An airship flies overhead in Windward

I gasped as blimps and helicopter ships passed overhead, wondering how and when I would also be able to graduate to the skies

Into the sunset

In summary, I felt the overarching problem of Windward was that the developer didn't know what game kind of game to make, so decided to make a bit of all of them. You could make the argument that this is an unfair criticism to levy at a genre of multiplayer games that intentionally eschew endings in favour of creating stories through play.

I'd riposte, though, that each of the mechanics present do have their own progression which each peter out, leading you to believe there is a specific point to them that can't be found. A popular community guide describes faction selection, the very first decision a player makes, as something that will "barely impact gameplay", leading me to wonder why it was even there to begin with, and the inclusion of a final boss fight appears to me a compromise similar to Minecraft's 'The End'.

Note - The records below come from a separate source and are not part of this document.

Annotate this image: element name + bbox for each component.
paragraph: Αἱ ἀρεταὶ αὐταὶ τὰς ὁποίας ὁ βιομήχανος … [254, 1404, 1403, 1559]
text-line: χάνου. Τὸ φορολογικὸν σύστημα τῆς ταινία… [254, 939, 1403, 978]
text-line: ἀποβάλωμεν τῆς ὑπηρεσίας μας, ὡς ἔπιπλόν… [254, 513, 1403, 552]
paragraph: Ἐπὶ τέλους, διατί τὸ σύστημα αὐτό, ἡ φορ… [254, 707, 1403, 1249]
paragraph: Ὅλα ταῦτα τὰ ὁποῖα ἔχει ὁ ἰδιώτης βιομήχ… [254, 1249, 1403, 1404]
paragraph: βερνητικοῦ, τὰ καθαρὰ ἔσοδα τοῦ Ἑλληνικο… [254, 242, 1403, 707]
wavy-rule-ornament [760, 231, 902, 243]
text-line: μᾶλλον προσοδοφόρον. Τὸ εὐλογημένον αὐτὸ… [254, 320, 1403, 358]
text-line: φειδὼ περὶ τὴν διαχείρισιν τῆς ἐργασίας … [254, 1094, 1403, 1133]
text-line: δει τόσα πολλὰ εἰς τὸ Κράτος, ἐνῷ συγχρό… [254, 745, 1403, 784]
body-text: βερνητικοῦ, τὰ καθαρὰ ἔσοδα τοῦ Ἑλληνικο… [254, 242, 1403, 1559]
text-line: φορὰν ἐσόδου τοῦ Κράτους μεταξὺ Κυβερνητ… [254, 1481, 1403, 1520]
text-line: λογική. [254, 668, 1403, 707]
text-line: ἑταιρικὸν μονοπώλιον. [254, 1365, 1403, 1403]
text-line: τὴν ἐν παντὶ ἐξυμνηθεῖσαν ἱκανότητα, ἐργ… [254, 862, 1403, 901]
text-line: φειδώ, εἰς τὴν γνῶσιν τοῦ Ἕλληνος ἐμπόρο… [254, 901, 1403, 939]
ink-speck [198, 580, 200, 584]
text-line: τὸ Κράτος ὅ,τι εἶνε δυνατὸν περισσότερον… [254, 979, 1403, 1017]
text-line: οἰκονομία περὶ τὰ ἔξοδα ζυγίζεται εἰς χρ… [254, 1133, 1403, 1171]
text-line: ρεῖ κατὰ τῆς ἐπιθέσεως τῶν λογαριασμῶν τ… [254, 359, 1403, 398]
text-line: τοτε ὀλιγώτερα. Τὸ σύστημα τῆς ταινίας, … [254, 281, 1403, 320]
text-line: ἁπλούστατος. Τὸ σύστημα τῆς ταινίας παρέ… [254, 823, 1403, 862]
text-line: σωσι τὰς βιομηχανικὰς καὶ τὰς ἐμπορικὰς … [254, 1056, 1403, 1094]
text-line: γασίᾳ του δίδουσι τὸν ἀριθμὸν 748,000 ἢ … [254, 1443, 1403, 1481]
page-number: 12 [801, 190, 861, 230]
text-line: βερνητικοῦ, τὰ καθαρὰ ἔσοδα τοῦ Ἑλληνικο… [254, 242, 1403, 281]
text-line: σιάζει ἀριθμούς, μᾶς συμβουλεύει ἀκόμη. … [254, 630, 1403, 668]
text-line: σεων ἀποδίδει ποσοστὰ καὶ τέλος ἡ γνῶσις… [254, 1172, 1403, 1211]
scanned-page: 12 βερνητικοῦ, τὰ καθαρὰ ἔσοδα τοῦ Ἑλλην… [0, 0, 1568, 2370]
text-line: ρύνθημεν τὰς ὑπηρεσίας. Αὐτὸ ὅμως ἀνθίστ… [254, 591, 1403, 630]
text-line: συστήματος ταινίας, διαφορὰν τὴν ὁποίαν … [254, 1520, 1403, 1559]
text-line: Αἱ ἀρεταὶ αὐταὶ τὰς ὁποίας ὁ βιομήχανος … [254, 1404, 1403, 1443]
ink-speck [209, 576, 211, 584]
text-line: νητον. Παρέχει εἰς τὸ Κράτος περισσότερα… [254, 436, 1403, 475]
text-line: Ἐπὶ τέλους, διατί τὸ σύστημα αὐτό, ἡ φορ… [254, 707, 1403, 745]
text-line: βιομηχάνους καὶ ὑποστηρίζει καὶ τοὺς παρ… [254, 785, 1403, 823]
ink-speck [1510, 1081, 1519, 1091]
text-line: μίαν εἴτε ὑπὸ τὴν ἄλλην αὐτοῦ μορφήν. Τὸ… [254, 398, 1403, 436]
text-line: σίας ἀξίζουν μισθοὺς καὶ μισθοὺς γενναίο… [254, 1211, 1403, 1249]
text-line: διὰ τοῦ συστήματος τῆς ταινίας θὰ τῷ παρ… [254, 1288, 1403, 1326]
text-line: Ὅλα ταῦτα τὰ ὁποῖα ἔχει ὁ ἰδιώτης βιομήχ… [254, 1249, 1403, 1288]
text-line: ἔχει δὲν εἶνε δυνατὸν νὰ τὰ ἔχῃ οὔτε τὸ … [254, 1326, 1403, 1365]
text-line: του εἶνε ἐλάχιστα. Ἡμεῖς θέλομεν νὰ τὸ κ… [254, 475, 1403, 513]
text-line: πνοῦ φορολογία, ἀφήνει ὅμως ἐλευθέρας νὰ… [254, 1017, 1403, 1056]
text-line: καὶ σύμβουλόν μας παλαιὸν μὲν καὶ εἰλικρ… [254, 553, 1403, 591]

A Minecraft player fights a dragon

Minecraft also settled on fighting dragons in their struggle to give players a reason to progress in the game's systems

There are also other mechanics in the game I didn't even mention, such as instanced combat, climates, bribes, and a town 'gossip' system. This melting pot of ideas isn't necessarily improved by adding extra stuff, like more items or more missions. I think the sequel would benefit from "trimming the fat", and deepening mechanics that serve the overarching goal of a narrative conclusion, chiefly:

  • Removing restrictions from early-game travel
  • Giving mature players a reason to revisit previously explored areas

The first could be achieved by allowing players to set their own destination on a trade quest that pays rewards based on a function of the distance and danger level of the target port (similar to Civilization's caravans). Perhaps rewards from wreckages should be tied to how involved you were in the fight, and fighting itself could emphasize group healing, providing an alternate route to progression for those newer players mostly interested in combat.

The second could be achieved by enforcing a sort of capture-the-flag for factions, which would provide newer players with that occasional 'wow' moment of seeing a victory convoy that inspires them to remain connected, and enemies with a stronger reason to make riskier and more penetrative invasions.

Happily, it seems as though the developer is taking their own path to the same outcome, having signalled their intention to create an unbroken open world with a stronger emphasis on story. In doing due dilligence for this article, I reached out to them to ask how they would describe the main goal of the Windward series:

"Windward was never about world domination. It's a sandbox game meant to be played with your friends... Combat was the main part of [the first game], and it will still be like that in [the sequel]. However with [the sequel] I aim to have more depth to everything else, so trading and questing as well. These were pretty barebones in [the first game]. Plus, the story. There was none in [the first game]. There is one in [the sequel]."

When I played Windward again to refresh my memory, there were only 10 other players online. Tasharen Entertainment run an active Discord server with generous behind-the-scenes content concerning the development of Windward 2, and an ear for community feedback. I'm looking forward to seeing what they do with it.